The responses were independent of age, performance status, and number of previous cytotoxic regimens, which would suggest that these T-cells are recognizing cancer or are recruiting new T-cells, or perhaps the T-cells are resistant to the effects of chemotherapy, he said.
“Lastly, it raises questions of whether this therapy should be brought up front immediately after surgical debulking and chemotherapy.” The potential to synergize immunotherapy with a vaccine that bolsters the endogenous immune response is warranted by the results, he added.
Although ovarian cancer has naturally occurring tumor-reactive T-cells, not all patients with ovarian cancer have them, he said. Tumor intrinsic factors can limit response, such as loss of class I or loss of antigen-processing machinery. Synthetic biology provides a possible solution by engineering tumor-reactive T-cells that can recognize cancer, according to Dr Powell.
Folate Receptor Alpha CAR
One target that has been analyzed in the context of cellular therapy is folate receptor alpha (FRα). Its surface glycosylphosphatidylinositol-anchored protein transports folate, internalizes it, and allows for DNA synthesis and other transcriptional activity, which renders a growth advantage for cancer cells by promoting proliferation, migration, and loss of adhesion. It is an ideal target in ovarian cancer, Dr Powell said, because 90% of cases express high levels of target antigen.
Toxicity has not been reported with any FRα-targeted therapy, whether it be with an anti-FRα antibody, an antibody-drug conjugate, or bispecific antibodies. ORRs with the latter 2 approaches have been approximately 25%.
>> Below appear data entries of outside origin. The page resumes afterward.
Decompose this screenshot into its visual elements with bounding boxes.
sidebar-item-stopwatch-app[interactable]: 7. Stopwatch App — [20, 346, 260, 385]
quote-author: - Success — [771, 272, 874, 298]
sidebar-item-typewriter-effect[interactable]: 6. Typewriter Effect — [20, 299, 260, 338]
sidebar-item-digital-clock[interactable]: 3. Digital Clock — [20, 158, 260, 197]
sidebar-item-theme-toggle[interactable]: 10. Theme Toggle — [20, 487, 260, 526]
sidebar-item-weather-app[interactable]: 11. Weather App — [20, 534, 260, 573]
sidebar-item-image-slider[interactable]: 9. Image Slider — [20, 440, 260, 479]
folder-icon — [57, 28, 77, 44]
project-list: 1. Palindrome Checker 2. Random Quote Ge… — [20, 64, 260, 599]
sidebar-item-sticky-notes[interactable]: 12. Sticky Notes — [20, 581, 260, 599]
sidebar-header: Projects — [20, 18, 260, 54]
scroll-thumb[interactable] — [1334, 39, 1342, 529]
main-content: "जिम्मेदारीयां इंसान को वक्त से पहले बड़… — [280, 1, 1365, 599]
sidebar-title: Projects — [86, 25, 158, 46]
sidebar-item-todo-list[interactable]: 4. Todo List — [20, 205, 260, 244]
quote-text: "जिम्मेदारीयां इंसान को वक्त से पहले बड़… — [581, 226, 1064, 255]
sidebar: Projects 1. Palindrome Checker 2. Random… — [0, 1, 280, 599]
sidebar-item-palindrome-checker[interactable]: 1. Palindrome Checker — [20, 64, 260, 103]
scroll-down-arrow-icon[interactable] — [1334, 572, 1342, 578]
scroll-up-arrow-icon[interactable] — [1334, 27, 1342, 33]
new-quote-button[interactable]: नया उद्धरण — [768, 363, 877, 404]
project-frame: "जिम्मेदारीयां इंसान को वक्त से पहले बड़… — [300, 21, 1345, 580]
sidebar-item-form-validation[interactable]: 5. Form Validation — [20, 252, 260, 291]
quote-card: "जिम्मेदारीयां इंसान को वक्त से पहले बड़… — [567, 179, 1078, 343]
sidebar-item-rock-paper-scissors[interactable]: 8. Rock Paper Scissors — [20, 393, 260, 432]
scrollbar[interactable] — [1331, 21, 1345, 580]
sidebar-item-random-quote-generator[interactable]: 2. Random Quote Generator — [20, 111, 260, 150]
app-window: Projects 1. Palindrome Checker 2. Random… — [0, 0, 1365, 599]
The first chimeric antigen receptor (CAR) T-cell product targeting FRα did not produce any responses and caused toxicity related to the high-dose interleukin-2 that was coadministered. Failure was blamed on poor transgene expression and lack of persistence of T-cells. To overcome the problem of poor T-cell persistence, CD137 has been incorporated into CARs as a costimulatory domain. “These cells that are outfitted with costimulatory domains have a capacity to persist in vivo,” he said. Based on potent antitumor effects observed in a xenograph model, a clinical trial to target FRα has been opened to patients with persistent or recurrent stage IV high-grade serous epithelial ovarian, fallopian tube, or primary peritoneal carcinoma.